Table of Contents
Introduction
This dataset is a spatial database of historical wildfires in the United States from 1992 to 2015. The dataset is generated to support the Fire Program Analysis (FPA) system. There are over 1.88 million wildfire records in this dataset.
Using this dataset, I aim explore the dataset and compare various predictive model to see how well we can predict the statistical causes of wildfires. This site specifically highlights the key summaries and findings thus it contains little to no code. If you want to see the code you can go onto the right or below and view the Kaggle Notebook or Code Notebook.

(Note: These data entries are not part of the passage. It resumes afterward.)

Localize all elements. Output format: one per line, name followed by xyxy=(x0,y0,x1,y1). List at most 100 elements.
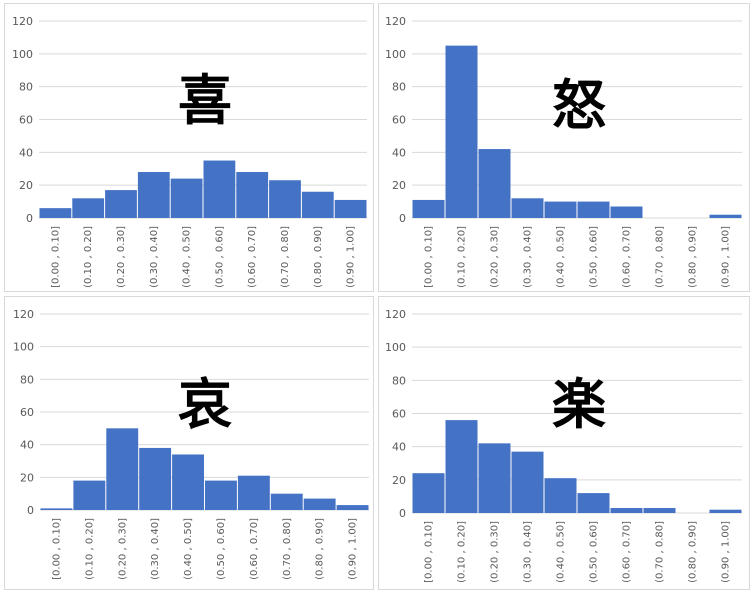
x-category-label: (0.40 , 0.50] xyxy=(183,518,194,580)
y-tick-label: 100 xyxy=(12,48,33,61)
y-tick-label: 20 xyxy=(392,474,406,487)
histogram-bar xyxy=(478,443,511,513)
y-tick-label: 0 xyxy=(27,504,34,517)
x-category-label: (0.30 , 0.40] xyxy=(150,518,161,580)
histogram-bar xyxy=(709,214,742,218)
x-category-label: (0.20 , 0.30] xyxy=(490,521,501,583)
x-category-label: (0.50 , 0.60] xyxy=(216,518,227,580)
histogram-bar xyxy=(137,172,170,218)
y-tick-label: 20 xyxy=(20,471,34,484)
histogram-bar xyxy=(172,454,204,510)
histogram-bar xyxy=(445,45,478,218)
x-category-label: (0.40 , 0.50] xyxy=(556,226,567,288)
histogram-bar xyxy=(511,198,544,218)
histogram-bar xyxy=(237,475,270,510)
histogram-bar xyxy=(577,201,610,218)
x-category-label: (0.30 , 0.40] xyxy=(523,226,534,288)
chart-title: 喜 xyxy=(178,68,232,132)
histogram-bar xyxy=(303,498,336,510)
histogram-bar xyxy=(105,190,137,218)
x-category-label: (0.70 , 0.80] xyxy=(280,226,291,288)
histogram-bar xyxy=(270,493,303,510)
chart-title: 楽 xyxy=(552,372,606,436)
histogram-bar xyxy=(139,447,172,510)
x-category-label: [0.00 , 0.10] xyxy=(51,518,62,580)
x-category-label: (0.30 , 0.40] xyxy=(149,226,160,288)
histogram-bar xyxy=(106,428,139,510)
x-category-label: (0.20 , 0.30] xyxy=(116,226,127,288)
y-tick-label: 80 xyxy=(392,81,406,94)
x-category-label: (0.50 , 0.60] xyxy=(589,521,600,583)
histogram-bar xyxy=(40,508,73,510)
y-tick-label: 120 xyxy=(13,308,34,321)
y-tick-label: 0 xyxy=(399,507,406,520)
x-category-label: (0.50 , 0.60] xyxy=(214,226,225,288)
x-category-label: [0.00 , 0.10] xyxy=(50,226,61,288)
chart-title: 怒 xyxy=(552,73,606,137)
x-category-label: [0.00 , 0.10] xyxy=(424,521,435,583)
y-tick-label: 100 xyxy=(385,341,406,354)
histogram-bar xyxy=(412,199,445,218)
chart-svg-pleasure: 0 20 40 60 80 100 120 [0.00 , 0.10] (0.10 , 0.20… xyxy=(385,308,742,583)
histogram-bar xyxy=(334,199,367,218)
histogram-bar xyxy=(412,473,445,513)
chart-panel-pleasure: 0 20 40 60 80 100 120 [0.00 , 0.10] (0.10 , 0.20… xyxy=(378,296,750,590)
x-category-label: (0.40 , 0.50] xyxy=(182,226,193,288)
y-tick-label: 40 xyxy=(392,441,406,454)
histogram-bar xyxy=(170,178,203,218)
x-category-label: (0.80 , 0.90] xyxy=(688,226,699,288)
y-tick-label: 100 xyxy=(385,48,406,61)
x-category-label: (0.80 , 0.90] xyxy=(688,521,699,583)
histogram-bar xyxy=(336,505,369,510)
histogram-bar xyxy=(203,160,236,218)
histogram-bar xyxy=(577,493,610,513)
chart-panel-anger: 0 20 40 60 80 100 120 [0.00 , 0.10] (0.10 , 0.20… xyxy=(378,3,750,292)
histogram-bar xyxy=(205,480,237,510)
histogram-bar xyxy=(709,509,742,513)
x-category-label: (0.70 , 0.80] xyxy=(655,226,666,288)
histogram-bar xyxy=(610,508,643,513)
chart-svg-sorrow: 0 20 40 60 80 100 120 [0.00 , 0.10] (0.10 , 0.20… xyxy=(13,308,369,580)
chart-panel-sorrow: 0 20 40 60 80 100 120 [0.00 , 0.10] (0.10 , 0.20… xyxy=(4,296,374,590)
x-category-label: (0.60 , 0.70] xyxy=(622,521,633,583)
histogram-bar xyxy=(643,508,676,513)
x-category-label: (0.70 , 0.80] xyxy=(655,521,666,583)
x-category-label: (0.20 , 0.30] xyxy=(117,518,128,580)
x-category-label: (0.10 , 0.20] xyxy=(83,226,94,288)
histogram-bar xyxy=(72,198,105,218)
x-category-label: (0.80 , 0.90] xyxy=(313,226,324,288)
y-tick-label: 40 xyxy=(20,439,34,452)
histogram-bar xyxy=(445,420,478,513)
histogram-bar xyxy=(478,149,511,218)
y-tick-label: 20 xyxy=(392,179,406,192)
y-tick-label: 80 xyxy=(20,373,34,386)
histogram-bar xyxy=(236,172,269,218)
chart-svg-anger: 0 20 40 60 80 100 120 [0.00 , 0.10] (0.10 , 0.20… xyxy=(385,15,742,288)
x-category-label: (0.80 , 0.90] xyxy=(315,518,326,580)
x-category-label: (0.60 , 0.70] xyxy=(247,226,258,288)
y-tick-label: 120 xyxy=(385,15,406,28)
x-category-label: (0.40 , 0.50] xyxy=(556,521,567,583)
histogram-bar xyxy=(73,480,106,510)
chart-svg-joy: 0 20 40 60 80 100 120 [0.00 , 0.10] (0.10 , 0.20… xyxy=(12,15,367,288)
x-category-label: (0.30 , 0.40] xyxy=(523,521,534,583)
x-category-label: (0.50 , 0.60] xyxy=(589,226,600,288)
y-tick-label: 0 xyxy=(26,212,33,225)
chart-title: 哀 xyxy=(178,372,232,436)
y-tick-label: 40 xyxy=(19,146,33,159)
y-tick-label: 80 xyxy=(19,81,33,94)
histogram-bar xyxy=(301,191,334,218)
y-tick-label: 80 xyxy=(392,374,406,387)
x-category-label: (0.90 , 1.00] xyxy=(721,226,732,288)
y-tick-label: 120 xyxy=(385,308,406,321)
histogram-bar xyxy=(544,201,577,218)
x-category-label: (0.90 , 1.00] xyxy=(348,518,359,580)
histogram-bar xyxy=(269,180,301,218)
x-category-label: (0.70 , 0.80] xyxy=(282,518,293,580)
y-tick-label: 20 xyxy=(19,179,33,192)
y-tick-label: 60 xyxy=(392,114,406,127)
y-tick-label: 60 xyxy=(392,408,406,421)
histogram-bar xyxy=(610,206,643,218)
chart-panel-joy: 0 20 40 60 80 100 120 [0.00 , 0.10] (0.10 , 0.20… xyxy=(4,3,374,292)
x-category-label: (0.90 , 1.00] xyxy=(346,226,357,288)
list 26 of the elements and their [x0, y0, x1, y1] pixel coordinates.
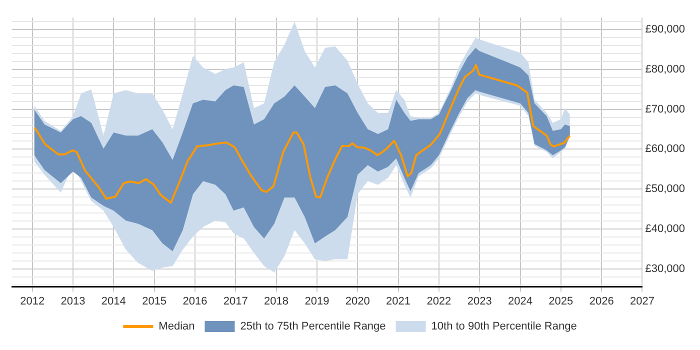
x-tick-label: 2021	[386, 295, 411, 308]
x-tick-label: 2018	[264, 295, 289, 308]
legend-label: 10th to 90th Percentile Range	[431, 320, 577, 333]
x-tick-label: 2027	[630, 295, 654, 308]
x-tick-label: 2019	[304, 295, 330, 308]
x-tick-label: 2023	[467, 295, 492, 308]
y-tick-label: £80,000	[645, 63, 686, 76]
x-tick-label: 2014	[101, 295, 126, 308]
x-tick-label: 2024	[508, 295, 532, 308]
x-tick-label: 2012	[20, 295, 45, 308]
x-tick-label: 2016	[182, 295, 208, 308]
x-tick-label: 2015	[142, 295, 167, 308]
y-tick-label: £90,000	[645, 24, 686, 36]
x-tick-label: 2025	[548, 295, 574, 308]
y-tick-label: £70,000	[645, 103, 686, 116]
legend-label: 25th to 75th Percentile Range	[240, 320, 386, 333]
legend-label: Median	[158, 320, 195, 333]
y-tick-label: £50,000	[645, 183, 686, 196]
x-tick-label: 2022	[426, 295, 452, 308]
y-tick-label: £30,000	[645, 262, 686, 275]
x-tick-label: 2026	[589, 295, 614, 308]
y-tick-label: £40,000	[645, 223, 686, 236]
x-tick-label: 2017	[223, 295, 248, 308]
x-tick-label: 2020	[345, 295, 370, 308]
y-tick-label: £60,000	[645, 143, 686, 156]
x-tick-label: 2013	[60, 295, 86, 308]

Kaggle Notebook Code Repository Data Source
Citation: Short, Karen C. 2017. Spatial wildfire occurrence data for the United States, 1992-2015 [FPAFOD20170508]. 4th Edition. Fort Collins, CO: Forest Service Research Data Archive. https://doi.org/10.2737/RDS-2013-0009.4
Notebook
You can download and run the notebook as it. Some of the required packages include plotly, json, pandas, sqlite3, scikit-learn, xgboost, random forests, and numpy. You get this notebook by selecting the github link on the right.
The notebook uses a combination of datasets to support the wildfire dataset. This includes a US County Mapping and FIPS to state mapping.
Findings
Initial Exploration
This choropleth looks at all the documented fires from 1992 - 2015. We can see that California saw the most fires during this timeframe of around 189,550 followed by Georgia (168,867) and Texas (142,021). These records were acquired from the FPA FOD which obtains data from the reporting systems of ferderal, state, and local organizations. Additionally this graph looks at the discovery year of the fire as well as which county the fire originated in based on fire report. The states with the least amount of reported fires are those that are close to black such as Vermont, Deleware and Rhode Island.

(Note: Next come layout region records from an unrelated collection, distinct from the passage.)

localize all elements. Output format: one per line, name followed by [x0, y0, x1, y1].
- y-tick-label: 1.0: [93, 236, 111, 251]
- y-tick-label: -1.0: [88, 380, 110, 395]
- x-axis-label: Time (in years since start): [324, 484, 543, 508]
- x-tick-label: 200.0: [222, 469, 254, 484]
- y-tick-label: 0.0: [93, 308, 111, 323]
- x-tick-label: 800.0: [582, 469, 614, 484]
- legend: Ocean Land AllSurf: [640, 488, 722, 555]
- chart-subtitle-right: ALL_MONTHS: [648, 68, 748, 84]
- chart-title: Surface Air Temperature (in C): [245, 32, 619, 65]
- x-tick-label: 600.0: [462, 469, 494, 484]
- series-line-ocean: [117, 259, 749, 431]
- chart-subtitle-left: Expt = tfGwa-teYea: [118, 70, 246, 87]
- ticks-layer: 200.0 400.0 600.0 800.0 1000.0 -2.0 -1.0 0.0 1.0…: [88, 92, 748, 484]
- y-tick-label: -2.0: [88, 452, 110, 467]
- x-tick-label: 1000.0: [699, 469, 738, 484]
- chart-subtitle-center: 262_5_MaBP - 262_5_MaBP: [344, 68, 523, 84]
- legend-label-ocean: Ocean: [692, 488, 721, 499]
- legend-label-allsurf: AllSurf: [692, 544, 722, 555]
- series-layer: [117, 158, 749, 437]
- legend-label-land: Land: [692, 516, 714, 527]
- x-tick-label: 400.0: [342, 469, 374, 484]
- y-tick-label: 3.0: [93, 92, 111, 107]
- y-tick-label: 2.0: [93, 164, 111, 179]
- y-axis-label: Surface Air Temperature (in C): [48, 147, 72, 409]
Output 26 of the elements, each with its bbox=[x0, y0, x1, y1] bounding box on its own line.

There is an abundant of counties without any traceable fires from 1992 - 2015. This is portrayed by the blanks in states like Nebraska, Indiana, and parts of Ohio, Illinois, Alaska, Lousiana and Oklahoma. Hotter regions include areas of Arizona, Southern California, Hawaii, and New York. This traceable data accounts for around 64% of the recorded wildfires in the United States from 1952 to 2015. We will investigate the origins of the reported fires in a later section.
This choropleth accounts for the remainder (36%) of the recorded wildfires discovery in the United States. It specifically looks at wildfires where they could not identify the county that reported the fire or where it originated. Taking a closer look at the graph, there is still an abundance of fires in California followed by North Carolina. The regions with the least amount of fires are those in the North East of the United States such as Maine, Vermont, New Hampshire, New York, Pennsylvania.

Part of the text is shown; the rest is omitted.